Malang, LAPMI - Himpunan Mahasiswa Islam (HMI) sejak kelahirannya di Yogyakarta pada 5 Februari 1947 oleh Lafran Pane bukan sekadar organisasi mahasiswa biasa. Ia lahir dari keresahan mendalam akan krisis moral, keilmuan, dan arah perjuangan umat Islam sekaligus bangsa Indonesia yang baru saja merdeka. HMI hadir sebagai wadah kaderisasi untuk mencetak insan akademis, pencipta, pengabdi, yang bernafaskan Islam serta bertanggung jawab atas terwujudnya masyarakat adil makmur yang diridhai Allah SWT. Sejak awal, semangat perkaderan menjadi jantung utama organisasi ini.
Namun, hari ini, khususnya di tubuh HMI Cabang Malang, realitas itu seakan terbalik. Cabang yang dahulu dikenal sebagai salah satu kawah candradimuka perkaderan yang melahirkan kader-kader berkualitas, kini justru terjebak pada euforia komunikasi politik, transaksi kepentingan, dan pengabaian terhadap proses perkaderan. Perkaderan yang seharusnya menjadi orientasi utama perlahan tergantikan oleh agenda pragmatis.
Tulisan ini hadir sebagai sebuah kritik keras, reflektif, dan konstruktif untuk menegaskan kembali ruh perkaderan yang semakin terpinggirkan. Kritik ini tidak lahir dari kebencian, melainkan dari cinta terhadap HMI. Sebab, tanpa perkaderan, HMI hanya akan menjadi organisasi hampa yang kehilangan identitasnya.
HMI sebagai Organisasi Perkaderan: Fondasi Historis dan Konstitusi
Untuk memahami mengapa perkaderan begitu penting, kita harus kembali ke dasar. Konstitusi HMI menegaskan bahwa HMI adalah organisasi mahasiswa yang berasaskan Islam, independen, dan bertujuan:
1. Mempertahankan Negara Republik Indonesia dan mempertinggi derajat rakyat Indonesia.
2. Menegakkan dan mengembangkan ajaran Islam.
3. Membentuk insan akademis, pencipta, pengabdi yang bernafaskan Islam.
Rumusan tujuan ini memperlihatkan dengan jelas bahwa HMI tidak lahir untuk sekadar menjadi alat politik kekuasaan.
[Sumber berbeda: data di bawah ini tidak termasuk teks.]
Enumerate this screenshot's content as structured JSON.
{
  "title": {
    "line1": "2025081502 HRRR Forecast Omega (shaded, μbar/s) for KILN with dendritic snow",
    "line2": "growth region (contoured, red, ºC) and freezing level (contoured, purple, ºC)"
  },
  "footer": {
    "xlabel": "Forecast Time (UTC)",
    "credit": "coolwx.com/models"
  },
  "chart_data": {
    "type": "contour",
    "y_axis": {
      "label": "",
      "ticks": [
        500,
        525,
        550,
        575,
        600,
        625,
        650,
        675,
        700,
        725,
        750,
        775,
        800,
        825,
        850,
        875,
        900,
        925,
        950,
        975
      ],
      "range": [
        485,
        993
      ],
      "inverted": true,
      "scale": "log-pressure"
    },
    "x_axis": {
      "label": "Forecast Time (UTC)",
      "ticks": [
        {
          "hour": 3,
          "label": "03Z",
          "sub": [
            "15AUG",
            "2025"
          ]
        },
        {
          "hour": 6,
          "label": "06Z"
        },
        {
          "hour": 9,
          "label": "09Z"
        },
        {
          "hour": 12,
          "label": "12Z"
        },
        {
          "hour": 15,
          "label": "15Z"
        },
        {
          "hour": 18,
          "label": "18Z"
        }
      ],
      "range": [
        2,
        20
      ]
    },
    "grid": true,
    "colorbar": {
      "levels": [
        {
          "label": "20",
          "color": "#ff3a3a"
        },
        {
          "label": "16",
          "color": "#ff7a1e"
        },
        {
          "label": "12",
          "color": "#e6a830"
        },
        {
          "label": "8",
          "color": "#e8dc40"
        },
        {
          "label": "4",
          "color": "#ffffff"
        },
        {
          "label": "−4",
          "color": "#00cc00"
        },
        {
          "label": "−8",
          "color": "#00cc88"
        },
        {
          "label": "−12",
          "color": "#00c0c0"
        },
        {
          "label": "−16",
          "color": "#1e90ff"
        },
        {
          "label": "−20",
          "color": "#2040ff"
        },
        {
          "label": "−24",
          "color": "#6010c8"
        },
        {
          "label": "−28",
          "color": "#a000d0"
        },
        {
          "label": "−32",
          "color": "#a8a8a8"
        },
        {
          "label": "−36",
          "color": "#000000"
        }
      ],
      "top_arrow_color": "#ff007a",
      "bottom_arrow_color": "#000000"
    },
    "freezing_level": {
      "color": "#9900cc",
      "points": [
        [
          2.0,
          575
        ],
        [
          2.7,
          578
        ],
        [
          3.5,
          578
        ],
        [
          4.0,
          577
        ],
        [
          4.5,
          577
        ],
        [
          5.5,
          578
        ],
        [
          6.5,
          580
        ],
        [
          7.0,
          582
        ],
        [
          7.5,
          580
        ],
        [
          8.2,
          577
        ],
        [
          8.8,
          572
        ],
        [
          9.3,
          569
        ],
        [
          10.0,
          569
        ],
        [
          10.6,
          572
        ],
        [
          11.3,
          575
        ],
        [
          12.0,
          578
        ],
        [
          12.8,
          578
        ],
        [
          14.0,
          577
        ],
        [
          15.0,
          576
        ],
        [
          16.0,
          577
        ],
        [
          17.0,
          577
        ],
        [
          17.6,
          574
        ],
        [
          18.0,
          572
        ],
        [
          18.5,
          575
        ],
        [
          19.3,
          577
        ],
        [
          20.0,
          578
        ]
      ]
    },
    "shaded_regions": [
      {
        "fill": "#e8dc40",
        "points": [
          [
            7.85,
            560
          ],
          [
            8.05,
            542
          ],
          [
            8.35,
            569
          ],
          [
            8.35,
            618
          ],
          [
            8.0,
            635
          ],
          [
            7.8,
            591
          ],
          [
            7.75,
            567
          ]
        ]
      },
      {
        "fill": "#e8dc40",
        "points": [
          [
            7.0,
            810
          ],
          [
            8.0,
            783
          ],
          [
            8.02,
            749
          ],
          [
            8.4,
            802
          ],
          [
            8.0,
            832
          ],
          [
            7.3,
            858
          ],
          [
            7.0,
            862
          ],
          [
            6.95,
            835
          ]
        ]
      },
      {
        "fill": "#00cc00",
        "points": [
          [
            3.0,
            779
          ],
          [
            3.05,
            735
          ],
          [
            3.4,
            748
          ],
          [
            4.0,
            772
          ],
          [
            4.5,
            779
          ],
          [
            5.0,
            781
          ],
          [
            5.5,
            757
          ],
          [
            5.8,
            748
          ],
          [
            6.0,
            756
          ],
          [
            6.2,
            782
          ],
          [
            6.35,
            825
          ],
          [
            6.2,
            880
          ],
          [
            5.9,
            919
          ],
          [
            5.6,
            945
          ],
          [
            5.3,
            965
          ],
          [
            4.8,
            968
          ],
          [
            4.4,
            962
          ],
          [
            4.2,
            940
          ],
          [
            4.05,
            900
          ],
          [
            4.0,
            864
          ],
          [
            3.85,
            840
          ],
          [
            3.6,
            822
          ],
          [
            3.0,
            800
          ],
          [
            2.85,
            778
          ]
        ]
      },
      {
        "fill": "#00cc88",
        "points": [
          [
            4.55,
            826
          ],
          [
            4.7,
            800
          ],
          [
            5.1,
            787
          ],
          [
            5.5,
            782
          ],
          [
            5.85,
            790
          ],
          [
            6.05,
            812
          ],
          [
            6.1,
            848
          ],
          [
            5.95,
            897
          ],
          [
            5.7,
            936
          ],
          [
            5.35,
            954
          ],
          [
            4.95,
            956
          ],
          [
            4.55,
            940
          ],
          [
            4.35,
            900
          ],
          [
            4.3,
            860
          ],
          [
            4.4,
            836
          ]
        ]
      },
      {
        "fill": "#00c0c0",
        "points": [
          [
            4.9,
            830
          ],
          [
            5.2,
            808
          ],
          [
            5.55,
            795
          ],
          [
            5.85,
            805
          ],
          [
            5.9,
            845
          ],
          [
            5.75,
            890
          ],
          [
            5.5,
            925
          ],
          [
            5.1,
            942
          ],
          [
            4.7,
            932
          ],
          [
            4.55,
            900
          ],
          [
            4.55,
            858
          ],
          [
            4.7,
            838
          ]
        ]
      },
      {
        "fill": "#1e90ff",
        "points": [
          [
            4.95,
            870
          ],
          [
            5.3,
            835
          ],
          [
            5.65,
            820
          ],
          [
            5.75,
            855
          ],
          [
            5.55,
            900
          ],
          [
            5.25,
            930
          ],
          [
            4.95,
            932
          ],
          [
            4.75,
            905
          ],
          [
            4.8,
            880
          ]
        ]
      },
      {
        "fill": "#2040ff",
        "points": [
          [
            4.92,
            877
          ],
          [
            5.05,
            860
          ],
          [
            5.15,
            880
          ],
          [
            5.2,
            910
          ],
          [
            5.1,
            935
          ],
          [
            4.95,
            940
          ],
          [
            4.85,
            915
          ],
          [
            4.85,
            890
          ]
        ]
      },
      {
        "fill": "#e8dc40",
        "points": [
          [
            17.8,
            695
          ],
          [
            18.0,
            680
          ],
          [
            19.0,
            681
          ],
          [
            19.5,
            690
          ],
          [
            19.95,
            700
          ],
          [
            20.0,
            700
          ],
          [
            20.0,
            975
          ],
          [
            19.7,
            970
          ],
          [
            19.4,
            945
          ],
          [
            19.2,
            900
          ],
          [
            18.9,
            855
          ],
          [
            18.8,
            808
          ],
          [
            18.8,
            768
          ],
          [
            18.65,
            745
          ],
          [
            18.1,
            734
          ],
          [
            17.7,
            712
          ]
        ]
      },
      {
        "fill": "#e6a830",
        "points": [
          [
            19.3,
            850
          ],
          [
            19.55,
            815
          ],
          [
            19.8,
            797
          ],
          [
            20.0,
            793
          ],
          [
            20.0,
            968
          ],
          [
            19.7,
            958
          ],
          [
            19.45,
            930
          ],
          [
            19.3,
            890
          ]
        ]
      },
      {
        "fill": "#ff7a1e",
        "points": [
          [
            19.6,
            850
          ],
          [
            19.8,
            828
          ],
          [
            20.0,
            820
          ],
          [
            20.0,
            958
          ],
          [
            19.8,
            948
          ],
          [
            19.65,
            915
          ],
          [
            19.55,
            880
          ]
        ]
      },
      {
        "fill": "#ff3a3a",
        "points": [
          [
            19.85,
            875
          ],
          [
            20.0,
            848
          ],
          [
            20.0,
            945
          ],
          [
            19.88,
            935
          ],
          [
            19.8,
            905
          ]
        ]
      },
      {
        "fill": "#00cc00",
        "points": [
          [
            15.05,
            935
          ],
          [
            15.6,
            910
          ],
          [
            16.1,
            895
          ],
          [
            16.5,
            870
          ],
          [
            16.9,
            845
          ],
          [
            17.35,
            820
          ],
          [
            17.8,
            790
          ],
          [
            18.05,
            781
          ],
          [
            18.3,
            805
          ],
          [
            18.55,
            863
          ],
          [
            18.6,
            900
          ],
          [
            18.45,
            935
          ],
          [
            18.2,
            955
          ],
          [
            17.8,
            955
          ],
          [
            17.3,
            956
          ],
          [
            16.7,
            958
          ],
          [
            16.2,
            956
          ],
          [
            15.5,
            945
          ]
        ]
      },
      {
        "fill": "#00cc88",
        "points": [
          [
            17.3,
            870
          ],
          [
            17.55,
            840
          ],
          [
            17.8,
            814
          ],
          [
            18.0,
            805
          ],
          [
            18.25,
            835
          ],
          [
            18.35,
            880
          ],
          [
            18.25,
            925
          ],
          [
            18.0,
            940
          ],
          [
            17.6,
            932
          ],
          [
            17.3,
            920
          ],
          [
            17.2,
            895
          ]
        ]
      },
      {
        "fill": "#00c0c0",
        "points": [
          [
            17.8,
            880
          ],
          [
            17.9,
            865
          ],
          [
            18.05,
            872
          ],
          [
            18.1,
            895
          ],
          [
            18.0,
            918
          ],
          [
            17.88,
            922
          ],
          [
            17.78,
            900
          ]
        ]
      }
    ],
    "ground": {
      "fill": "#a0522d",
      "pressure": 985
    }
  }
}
Ia lahir sebagai organisasi kader dengan visi transformatif: menyiapkan generasi muda Islam yang berilmu, berintegritas, dan berperan aktif dalam membangun bangsa.
Dari segi struktur ideologis, HMI melahirkan Nilai-Nilai Dasar Perjuangan (NDP) yang dirumuskan oleh Lafran Pane dan kemudian diperkuat oleh tokoh-tokoh seperti Nurcholish Madjid, Ahmad Wahib, dan lainnya. NDP menegaskan bahwa inti dari perkaderan adalah membentuk manusia merdeka yang bertanggung jawab, kritis, dan berorientasi pada kemaslahatan umat.
Dalam konstitusi dan ideologi inilah termaktub bahwa ruh HMI adalah perkaderan. Jika perkaderan ditinggalkan, maka itu berarti meninggalkan jati diri HMI itu sendiri.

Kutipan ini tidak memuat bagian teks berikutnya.